Citigroup, Credit Suisse, Deutsche Bank, Goldman Sachs, Merrill Lynch, Morgan Stanley and UBS, were due to announce one such co-operative venture on Wednesday — a plan to build a joint platform to trade shares in Europe’s biggest companies at the lowest possible cost.

The news was enough to slice 2 per cent off the London Stock Exchange share price as trading commenced; Euronext fell 5 per cent initially, although the severity of the fall also reflected the fact that Deutsche Börse has pulled its offer to merge.

Past examples of brotherly behaviour amongst banks include Swift, the inter-bank funds transfer service, which has served as a back office platform for internecine inter-bank politics for more than 30 years. There’s also Visa, the the banks’ co-operative credit card venture, which has provided another arena for backroom financial wrangling.

More relevant, perhaps, is EBS, the forex trading platform created by a group of money centre banks in the early 1990s. That undermined (but did not overrun) Reuters’ electronic FX dealing service.

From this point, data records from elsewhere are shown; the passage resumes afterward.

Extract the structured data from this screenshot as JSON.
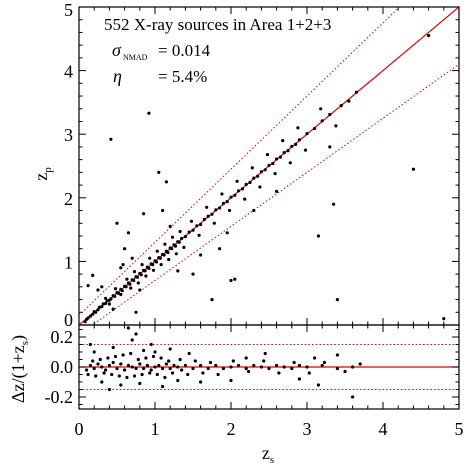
{
  "chart_data": [
    {
      "type": "scatter",
      "panel": "main",
      "annotation": {
        "title": "552 X-ray sources in Area 1+2+3",
        "sigma_symbol": "σ",
        "sigma_subscript": "NMAD",
        "sigma_value": "= 0.014",
        "eta_symbol": "η",
        "eta_value": "= 5.4%"
      },
      "ylabel": "z",
      "ylabel_sub": "p",
      "xlim": [
        0,
        5
      ],
      "ylim": [
        0,
        5
      ],
      "xticks": [
        0,
        1,
        2,
        3,
        4,
        5
      ],
      "yticks": [
        0,
        1,
        2,
        3,
        4,
        5
      ],
      "one_to_one_line": {
        "slope": 1,
        "intercept": 0,
        "color": "#dd0000"
      },
      "outlier_bounds": {
        "fraction": 0.15,
        "style": "dotted",
        "color": "#dd0000"
      },
      "point_color": "#000000",
      "points": [
        [
          0.08,
          0.05
        ],
        [
          0.1,
          0.09
        ],
        [
          0.12,
          0.11
        ],
        [
          0.15,
          0.14
        ],
        [
          0.18,
          0.17
        ],
        [
          0.2,
          0.21
        ],
        [
          0.22,
          0.2
        ],
        [
          0.25,
          0.24
        ],
        [
          0.27,
          0.28
        ],
        [
          0.3,
          0.29
        ],
        [
          0.32,
          0.33
        ],
        [
          0.35,
          0.34
        ],
        [
          0.37,
          0.38
        ],
        [
          0.4,
          0.39
        ],
        [
          0.42,
          0.41
        ],
        [
          0.45,
          0.46
        ],
        [
          0.47,
          0.45
        ],
        [
          0.5,
          0.51
        ],
        [
          0.52,
          0.5
        ],
        [
          0.55,
          0.56
        ],
        [
          0.57,
          0.54
        ],
        [
          0.6,
          0.61
        ],
        [
          0.62,
          0.6
        ],
        [
          0.65,
          0.66
        ],
        [
          0.67,
          0.64
        ],
        [
          0.7,
          0.71
        ],
        [
          0.72,
          0.7
        ],
        [
          0.75,
          0.76
        ],
        [
          0.77,
          0.75
        ],
        [
          0.8,
          0.81
        ],
        [
          0.82,
          0.79
        ],
        [
          0.85,
          0.86
        ],
        [
          0.87,
          0.85
        ],
        [
          0.9,
          0.91
        ],
        [
          0.92,
          0.89
        ],
        [
          0.95,
          0.96
        ],
        [
          0.97,
          0.95
        ],
        [
          1.0,
          1.01
        ],
        [
          1.02,
          0.99
        ],
        [
          1.05,
          1.06
        ],
        [
          1.07,
          1.05
        ],
        [
          1.1,
          1.11
        ],
        [
          1.12,
          1.1
        ],
        [
          1.15,
          1.16
        ],
        [
          1.17,
          1.14
        ],
        [
          1.2,
          1.21
        ],
        [
          1.22,
          1.2
        ],
        [
          1.25,
          1.26
        ],
        [
          1.27,
          1.24
        ],
        [
          1.3,
          1.31
        ],
        [
          1.32,
          1.3
        ],
        [
          1.35,
          1.36
        ],
        [
          1.4,
          1.39
        ],
        [
          1.45,
          1.46
        ],
        [
          1.5,
          1.49
        ],
        [
          1.55,
          1.56
        ],
        [
          1.6,
          1.58
        ],
        [
          1.65,
          1.66
        ],
        [
          1.7,
          1.71
        ],
        [
          1.75,
          1.74
        ],
        [
          1.8,
          1.81
        ],
        [
          1.85,
          1.84
        ],
        [
          1.9,
          1.91
        ],
        [
          1.95,
          1.94
        ],
        [
          2.0,
          2.01
        ],
        [
          2.05,
          2.04
        ],
        [
          2.1,
          2.11
        ],
        [
          2.15,
          2.14
        ],
        [
          2.2,
          2.21
        ],
        [
          2.25,
          2.24
        ],
        [
          2.3,
          2.31
        ],
        [
          2.35,
          2.34
        ],
        [
          2.4,
          2.41
        ],
        [
          2.45,
          2.44
        ],
        [
          2.5,
          2.51
        ],
        [
          2.55,
          2.54
        ],
        [
          2.6,
          2.61
        ],
        [
          2.65,
          2.64
        ],
        [
          2.7,
          2.71
        ],
        [
          2.75,
          2.74
        ],
        [
          2.8,
          2.81
        ],
        [
          2.85,
          2.84
        ],
        [
          2.9,
          2.91
        ],
        [
          3.0,
          3.01
        ],
        [
          3.1,
          3.09
        ],
        [
          3.2,
          3.21
        ],
        [
          3.3,
          3.31
        ],
        [
          3.45,
          3.45
        ],
        [
          3.55,
          3.52
        ],
        [
          3.65,
          3.66
        ],
        [
          4.6,
          4.55
        ],
        [
          0.35,
          0.42
        ],
        [
          0.4,
          0.33
        ],
        [
          0.48,
          0.57
        ],
        [
          0.55,
          0.48
        ],
        [
          0.63,
          0.72
        ],
        [
          0.68,
          0.58
        ],
        [
          0.73,
          0.84
        ],
        [
          0.78,
          0.66
        ],
        [
          0.83,
          0.95
        ],
        [
          0.88,
          0.77
        ],
        [
          0.93,
          1.05
        ],
        [
          0.98,
          0.86
        ],
        [
          1.03,
          1.16
        ],
        [
          1.08,
          0.95
        ],
        [
          1.13,
          1.27
        ],
        [
          1.18,
          1.03
        ],
        [
          1.23,
          1.38
        ],
        [
          1.28,
          1.12
        ],
        [
          1.33,
          1.47
        ],
        [
          1.38,
          1.22
        ],
        [
          1.48,
          1.63
        ],
        [
          1.58,
          1.41
        ],
        [
          1.68,
          1.85
        ],
        [
          1.78,
          1.6
        ],
        [
          1.88,
          2.06
        ],
        [
          1.98,
          1.8
        ],
        [
          2.08,
          2.26
        ],
        [
          2.18,
          1.98
        ],
        [
          2.28,
          2.47
        ],
        [
          2.38,
          2.17
        ],
        [
          2.48,
          2.68
        ],
        [
          2.58,
          2.38
        ],
        [
          2.68,
          2.9
        ],
        [
          2.78,
          2.55
        ],
        [
          2.88,
          3.1
        ],
        [
          2.98,
          2.75
        ],
        [
          3.18,
          3.4
        ],
        [
          3.38,
          3.13
        ],
        [
          0.12,
          0.62
        ],
        [
          0.18,
          0.78
        ],
        [
          0.42,
          2.92
        ],
        [
          0.5,
          1.6
        ],
        [
          0.55,
          0.9
        ],
        [
          0.6,
          1.2
        ],
        [
          0.65,
          1.45
        ],
        [
          0.7,
          1.05
        ],
        [
          0.85,
          1.75
        ],
        [
          0.92,
          3.33
        ],
        [
          1.05,
          2.4
        ],
        [
          1.1,
          1.8
        ],
        [
          1.15,
          2.25
        ],
        [
          1.2,
          1.55
        ],
        [
          1.3,
          0.85
        ],
        [
          1.5,
          0.8
        ],
        [
          1.75,
          0.4
        ],
        [
          2.0,
          0.7
        ],
        [
          2.05,
          0.72
        ],
        [
          3.15,
          1.4
        ],
        [
          3.4,
          0.4
        ],
        [
          3.35,
          1.9
        ],
        [
          4.4,
          2.45
        ],
        [
          4.8,
          0.1
        ],
        [
          0.75,
          0.2
        ],
        [
          1.85,
          1.2
        ],
        [
          2.3,
          1.8
        ],
        [
          3.3,
          2.8
        ],
        [
          0.3,
          0.6
        ],
        [
          0.45,
          0.25
        ],
        [
          0.58,
          0.95
        ],
        [
          0.8,
          0.55
        ],
        [
          1.6,
          1.1
        ],
        [
          1.95,
          1.45
        ],
        [
          2.6,
          2.1
        ],
        [
          0.25,
          0.55
        ]
      ]
    },
    {
      "type": "scatter",
      "panel": "residual",
      "xlabel": "z",
      "xlabel_sub": "s",
      "ylabel": "Δz/(1+z",
      "ylabel_sub": "s",
      "ylabel_close": ")",
      "xlim": [
        0,
        5
      ],
      "ylim": [
        -0.28,
        0.28
      ],
      "xticks": [
        0,
        1,
        2,
        3,
        4,
        5
      ],
      "yticks": [
        -0.2,
        0.0,
        0.2
      ],
      "ytick_labels": [
        "-0.2",
        "0.0",
        "0.2"
      ],
      "zero_line": {
        "value": 0.0,
        "color": "#dd0000"
      },
      "bounds": {
        "values": [
          0.15,
          -0.15
        ],
        "style": "dotted",
        "color": "#dd0000"
      },
      "point_color": "#000000",
      "points": [
        [
          0.1,
          -0.02
        ],
        [
          0.15,
          0.01
        ],
        [
          0.2,
          -0.01
        ],
        [
          0.25,
          0.02
        ],
        [
          0.3,
          0.0
        ],
        [
          0.35,
          -0.02
        ],
        [
          0.4,
          0.01
        ],
        [
          0.45,
          0.03
        ],
        [
          0.5,
          -0.01
        ],
        [
          0.55,
          0.02
        ],
        [
          0.6,
          -0.02
        ],
        [
          0.65,
          0.01
        ],
        [
          0.7,
          0.0
        ],
        [
          0.75,
          -0.01
        ],
        [
          0.8,
          0.02
        ],
        [
          0.85,
          -0.01
        ],
        [
          0.9,
          0.01
        ],
        [
          0.95,
          -0.02
        ],
        [
          1.0,
          0.0
        ],
        [
          1.05,
          0.01
        ],
        [
          1.1,
          -0.01
        ],
        [
          1.15,
          0.02
        ],
        [
          1.2,
          -0.01
        ],
        [
          1.25,
          0.01
        ],
        [
          1.3,
          0.0
        ],
        [
          1.35,
          -0.02
        ],
        [
          1.4,
          0.01
        ],
        [
          1.5,
          -0.01
        ],
        [
          1.6,
          0.01
        ],
        [
          1.7,
          -0.01
        ],
        [
          1.8,
          0.01
        ],
        [
          1.9,
          -0.01
        ],
        [
          2.0,
          0.0
        ],
        [
          2.1,
          0.01
        ],
        [
          2.2,
          -0.01
        ],
        [
          2.3,
          0.01
        ],
        [
          2.4,
          0.0
        ],
        [
          2.5,
          -0.01
        ],
        [
          2.6,
          0.01
        ],
        [
          2.7,
          0.0
        ],
        [
          2.8,
          -0.01
        ],
        [
          2.9,
          0.01
        ],
        [
          3.0,
          0.0
        ],
        [
          3.2,
          0.01
        ],
        [
          3.4,
          -0.01
        ],
        [
          3.6,
          0.0
        ],
        [
          0.12,
          -0.05
        ],
        [
          0.18,
          0.04
        ],
        [
          0.22,
          -0.06
        ],
        [
          0.28,
          0.05
        ],
        [
          0.33,
          -0.04
        ],
        [
          0.38,
          0.06
        ],
        [
          0.43,
          -0.05
        ],
        [
          0.48,
          0.07
        ],
        [
          0.53,
          -0.06
        ],
        [
          0.58,
          0.08
        ],
        [
          0.63,
          -0.07
        ],
        [
          0.68,
          0.09
        ],
        [
          0.73,
          -0.06
        ],
        [
          0.78,
          0.05
        ],
        [
          0.83,
          -0.05
        ],
        [
          0.88,
          0.06
        ],
        [
          0.93,
          -0.04
        ],
        [
          0.98,
          0.07
        ],
        [
          1.03,
          -0.05
        ],
        [
          1.08,
          0.06
        ],
        [
          1.13,
          -0.07
        ],
        [
          1.18,
          0.04
        ],
        [
          1.23,
          -0.04
        ],
        [
          1.33,
          0.05
        ],
        [
          1.43,
          -0.05
        ],
        [
          1.53,
          0.04
        ],
        [
          1.63,
          -0.04
        ],
        [
          1.73,
          0.03
        ],
        [
          1.83,
          -0.05
        ],
        [
          2.03,
          0.04
        ],
        [
          2.23,
          -0.03
        ],
        [
          2.43,
          0.04
        ],
        [
          2.63,
          -0.04
        ],
        [
          2.83,
          0.03
        ],
        [
          3.03,
          -0.04
        ],
        [
          3.23,
          0.03
        ],
        [
          3.5,
          -0.03
        ],
        [
          3.7,
          0.02
        ],
        [
          0.2,
          0.1
        ],
        [
          0.3,
          -0.1
        ],
        [
          0.45,
          0.13
        ],
        [
          0.55,
          -0.12
        ],
        [
          0.65,
          0.26
        ],
        [
          0.7,
          0.18
        ],
        [
          0.75,
          0.22
        ],
        [
          0.8,
          -0.11
        ],
        [
          0.95,
          0.15
        ],
        [
          1.0,
          0.1
        ],
        [
          1.1,
          -0.13
        ],
        [
          1.2,
          0.12
        ],
        [
          1.3,
          -0.09
        ],
        [
          1.6,
          -0.1
        ],
        [
          2.0,
          -0.09
        ],
        [
          2.45,
          0.09
        ],
        [
          2.9,
          -0.08
        ],
        [
          3.15,
          -0.12
        ],
        [
          3.4,
          0.08
        ],
        [
          3.6,
          -0.2
        ],
        [
          0.15,
          0.15
        ],
        [
          0.4,
          -0.15
        ],
        [
          0.85,
          0.11
        ],
        [
          1.45,
          0.09
        ],
        [
          2.2,
          0.06
        ],
        [
          3.1,
          0.06
        ]
      ]
    }
  ]
}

The service is now owned by Icap, the big money broker, but in its mutual days EBS did provide a clear example that the banks can act together if they think they are being squeezed by outside system suppliers.

So what are the prospects for a new equities platform that challenges the near-monopolies enjoyed by the LSE in London, Deutsche Börse in Frankfurt and, to a lesser extent, Euronext in European exchange-traded derivatives?

The instant view on Wednesday tended towards a belief that this is organised sabre-rattling rather than a carefully honed attack on two hundred years of exchange history. In fact, the idea of banks making noisy threats to run their own trading show is suddenly all the rage.

Less than a month ago, for example, it emerged that a group of investment banks was looking to create a new derivatives trading platform in the wake of the planned merger of the Chicago Merc and CBOT.

The plan, of course, was to counter the implied hike in pricing power of the Chicago exchanges, but we haven’t heard much more about the banks’ concerted response since.